昴の言葉にジェムルは納得したように頷いた。
「なるほどな…魔王が倒されたのに俺の知り合いがこの世界にいるって事は、お前が魔族と戦う理由がなくなったってことか…」
ふむ、とジェルムは自分の顎に手を添えた。
「魔族には人間を襲うような奴もいると聞くが?」
「それは人間も同じだろ?いい奴もいれば悪い奴もいる」
昴はクラスメート達のことを思い出す。一日しか離れていないのに、なぜだが遠い昔の知り合いのように思えた。
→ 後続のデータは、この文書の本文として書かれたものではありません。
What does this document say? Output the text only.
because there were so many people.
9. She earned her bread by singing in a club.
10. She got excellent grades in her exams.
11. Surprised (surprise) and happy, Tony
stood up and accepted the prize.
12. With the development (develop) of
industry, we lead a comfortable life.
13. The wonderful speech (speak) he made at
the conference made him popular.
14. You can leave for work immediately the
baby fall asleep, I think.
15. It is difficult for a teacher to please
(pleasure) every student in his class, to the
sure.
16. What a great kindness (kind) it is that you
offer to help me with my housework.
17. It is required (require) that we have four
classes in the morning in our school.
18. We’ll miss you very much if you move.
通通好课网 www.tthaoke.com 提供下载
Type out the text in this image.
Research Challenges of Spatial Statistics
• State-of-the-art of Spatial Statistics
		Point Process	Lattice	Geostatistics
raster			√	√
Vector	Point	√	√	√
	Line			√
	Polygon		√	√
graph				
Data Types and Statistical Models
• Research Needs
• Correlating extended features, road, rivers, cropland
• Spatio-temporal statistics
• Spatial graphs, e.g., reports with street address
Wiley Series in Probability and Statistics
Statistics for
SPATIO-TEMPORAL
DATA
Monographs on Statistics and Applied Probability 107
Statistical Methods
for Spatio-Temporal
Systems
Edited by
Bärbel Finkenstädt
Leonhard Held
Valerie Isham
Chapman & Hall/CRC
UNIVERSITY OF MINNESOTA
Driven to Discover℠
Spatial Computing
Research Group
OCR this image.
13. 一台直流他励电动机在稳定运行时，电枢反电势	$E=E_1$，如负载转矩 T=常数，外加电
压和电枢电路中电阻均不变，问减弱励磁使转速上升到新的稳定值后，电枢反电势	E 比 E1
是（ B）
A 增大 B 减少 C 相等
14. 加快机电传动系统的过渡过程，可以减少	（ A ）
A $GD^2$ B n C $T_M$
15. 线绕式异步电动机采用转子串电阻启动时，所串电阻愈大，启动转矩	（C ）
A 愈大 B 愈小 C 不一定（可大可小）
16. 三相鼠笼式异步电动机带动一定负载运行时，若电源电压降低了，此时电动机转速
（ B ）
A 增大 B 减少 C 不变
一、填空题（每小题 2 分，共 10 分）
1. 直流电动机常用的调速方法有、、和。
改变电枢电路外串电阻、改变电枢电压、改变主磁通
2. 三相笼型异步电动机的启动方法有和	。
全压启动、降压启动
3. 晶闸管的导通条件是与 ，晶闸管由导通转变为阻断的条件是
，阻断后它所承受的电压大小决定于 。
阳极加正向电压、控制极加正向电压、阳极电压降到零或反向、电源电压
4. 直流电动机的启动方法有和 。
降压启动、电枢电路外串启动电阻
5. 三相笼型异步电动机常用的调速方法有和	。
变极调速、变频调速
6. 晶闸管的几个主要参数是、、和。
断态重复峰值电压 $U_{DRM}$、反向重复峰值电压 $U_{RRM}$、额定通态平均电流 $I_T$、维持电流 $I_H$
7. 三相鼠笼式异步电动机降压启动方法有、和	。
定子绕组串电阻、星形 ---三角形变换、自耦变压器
「とにかく俺の目的は元の世界に帰ること。それを邪魔するっていうなら戦う事にもなるだろうが、積極的に魔王を討伐するって気にはもうなれないってことだな。面倒臭いし」
「…お前はそういう風に考えるのな」
面白いものを見るようにジェムルは昴に目を向ける。
「でもみんながみんなスバルみたいな考え方はしないだろうな。遅かれ早かれ争いは起こる。俺に飛び火しないうちにさっさとずらかったほうが身のためだな」
「まぁ少なくともあと一年くらいはこちらからは動かなそうだけどな」
「ん?それはどういうこった」
「一年は俺たち異世界人を育て上げるんだとよ。あぁもう一ヶ月たったからあと十一ヶ月か」
「ほうほう、なら俺が逃げる時間も稼げるってわけだな」
嬉しそうに笑みを浮かべるジェムル。伝える事は伝えたと判断した昴は、立ち上がると自分の身体が問題なく動くか確認した。肉を食べた影響か、違和感は少なからずあるが動けないほどではない。
「世話になったな。ジェムルがここまで俺を連れてきてくれたんだろ?」
「ん?あ、あぁ。まぁ大した事はしてねーよ。…もう行くのか」
「あぁ、他の奴らが心配してるかもしれないからな。…してないかもだけど」
「仲間が失踪したってのに心配しないっつーのはなかなか辛辣だな。それで仲間と会ってどうする?そのまま城に戻るのか?」
「いや城には戻らない。なんだかんだ勝手に俺たちを巻き込んだ奴らだからな。俺にとっちゃ魔族なんかよりも信用できない奴らだよ」
昴が肩を竦めるとジェムルはくっくっくと愉快そうに笑った。
「とりあえずの目的は森を抜けることだな…ジェムル、川はどっちだ?」
「ん、あっちだ」
昴はジェムルが指さしたほうへ目を向ける。とにかく川まで行ければそれをたどって森を抜けられる。礼を言いつつ進み出そうとした昴の背中にジェムルが声をかけた。
「なぁ…最後に一つだけいいか?」
「なんだ?」
ジェムルの方へは顔を向けずに昴が応える。アトラス達が俺のことを探しているかもとか、どれくらい歩けば森を抜けられるだろうかとか、そんなことを考えていた昴だったが、ジェムルが告げた言葉によってそれらが一瞬に吹き飛ばされた。
「お前…呪われてるだろ?」
瞬間的に振り返る昴。ジェムルは大した事は言ってないといった雰囲気で火の後始末をしていた。あまりの驚きに声を出すことができない昴を見てジェムルは苦笑いを浮かべる。
「おいおい、自分のスキルってのはバレないようにしとかねーと命に関わるぜ?そんなあからさまに反応されるとこっちも困っちまう」
からかうような口調のジェムルを、ただただ呆然と見つめるしかない昴。
「なんでわかったかって顔してるな。'グリズリーベア'との戦いを見てたってのはあるが…一番は呪いスキル持ちの奴を見たことがあるからだ」
「…………知り合いか?」
「俺だ」
やっとの思いで言葉を口にした昴に対し、ジェムルは笑顔で親指を自分に向ける。これ以上の驚きなどないと思ってた昴におとずれる二度目の衝撃。
「どうせ今すぐに行かなきゃいけないってこともないだろ?ちょっと俺に付き合えよ」
そう言って立ち上がるとジェムルは森の方へと歩いていく。
「呪いのこと知りたいってんなら付いてきな」
昴はしばらくジェムルの背中を見ていたが、何も言わずにその後を追った。